Now, a research team from the University of Cologne has taken important steps toward understanding technetium-98. This particular isotope of technetium (Tc) unlocks groundbreaking understandings about particle decay processes. Their pathbreaking research, published in the journal Physical Review C, validates a long-suspected atomic decay pathway. It’s a major find that adds a lot of color to the so-called “nuclear periodic table,” or chart of nuclides.
Technetium-98 primarily decays into stable ruthenium-98. Researchers found that in roughly 0.3 percent of cases, it changes to molybdenum-98 by way of electron capture. This work was significant for the first observation of electron capture decay. It told us a bit more about how this particular isotope behaves.
Questions regarding the decay pathway of technetium-98 started in the 1990s. For the longest time, scientists had theorized that it might be decaying through the process of electron capture. However, owing to the isotope’s incredibly restricted availability, only minuscule amounts are produced. The proof stayed out of reach till now. For their research, the team used around three grams of technetium-99, which includes very small amounts of technetium-98, namely 0.06 micrograms.
For their isotopic exchange experiments, the researchers used a 2.67 gram sample of K[99TcO4]. Later, in the second phase of measurements, the team measured these data at the Clover profiling station of the Institute of Nuclear Physics. During these 17 days of measurement, they registered nearly 40,000 electron capture decays. Specially designed lead shielding was instrumental to this extraordinary achievement. Above all, it was very effective at shutting down the brutal radiation background kicked out by technetium-99. This protective shielding made it possible for researchers to isolate the signal from technetium-98 more clearly than ever before.

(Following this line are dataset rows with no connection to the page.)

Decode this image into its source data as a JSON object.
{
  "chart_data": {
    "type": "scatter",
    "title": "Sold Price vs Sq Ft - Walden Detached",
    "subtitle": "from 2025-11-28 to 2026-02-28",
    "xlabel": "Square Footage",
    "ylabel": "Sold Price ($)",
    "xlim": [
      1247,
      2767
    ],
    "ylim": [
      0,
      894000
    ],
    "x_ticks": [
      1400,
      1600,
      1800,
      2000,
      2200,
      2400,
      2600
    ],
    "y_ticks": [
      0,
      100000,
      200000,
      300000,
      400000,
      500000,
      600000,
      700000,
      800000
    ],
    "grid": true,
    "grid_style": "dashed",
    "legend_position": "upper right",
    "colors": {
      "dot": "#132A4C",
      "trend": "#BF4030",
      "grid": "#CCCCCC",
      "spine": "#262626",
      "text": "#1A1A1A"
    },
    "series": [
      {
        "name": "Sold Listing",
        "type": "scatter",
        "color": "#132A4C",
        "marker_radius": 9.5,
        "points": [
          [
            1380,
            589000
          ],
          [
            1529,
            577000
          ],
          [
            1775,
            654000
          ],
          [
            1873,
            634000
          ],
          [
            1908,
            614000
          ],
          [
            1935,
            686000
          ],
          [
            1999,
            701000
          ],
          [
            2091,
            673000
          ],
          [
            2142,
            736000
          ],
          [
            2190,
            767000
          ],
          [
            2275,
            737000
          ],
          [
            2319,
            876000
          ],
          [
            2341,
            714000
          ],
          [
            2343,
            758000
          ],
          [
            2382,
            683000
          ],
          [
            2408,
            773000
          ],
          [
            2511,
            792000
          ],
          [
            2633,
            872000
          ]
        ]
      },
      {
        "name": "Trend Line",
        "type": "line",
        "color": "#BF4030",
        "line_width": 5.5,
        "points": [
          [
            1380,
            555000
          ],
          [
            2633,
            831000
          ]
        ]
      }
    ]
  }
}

The implications of this study go far beyond academic interest. Knowledge of the decay pathways, like that of technetium-98, helps bolster the overall understanding of how nuclear processes work. This upcoming experimental data will add new nuclear color to an already vibrant nuclear periodic table. Additionally, it opens the door for more research opportunities combining nuclear physics and its practical applications, like medical technology.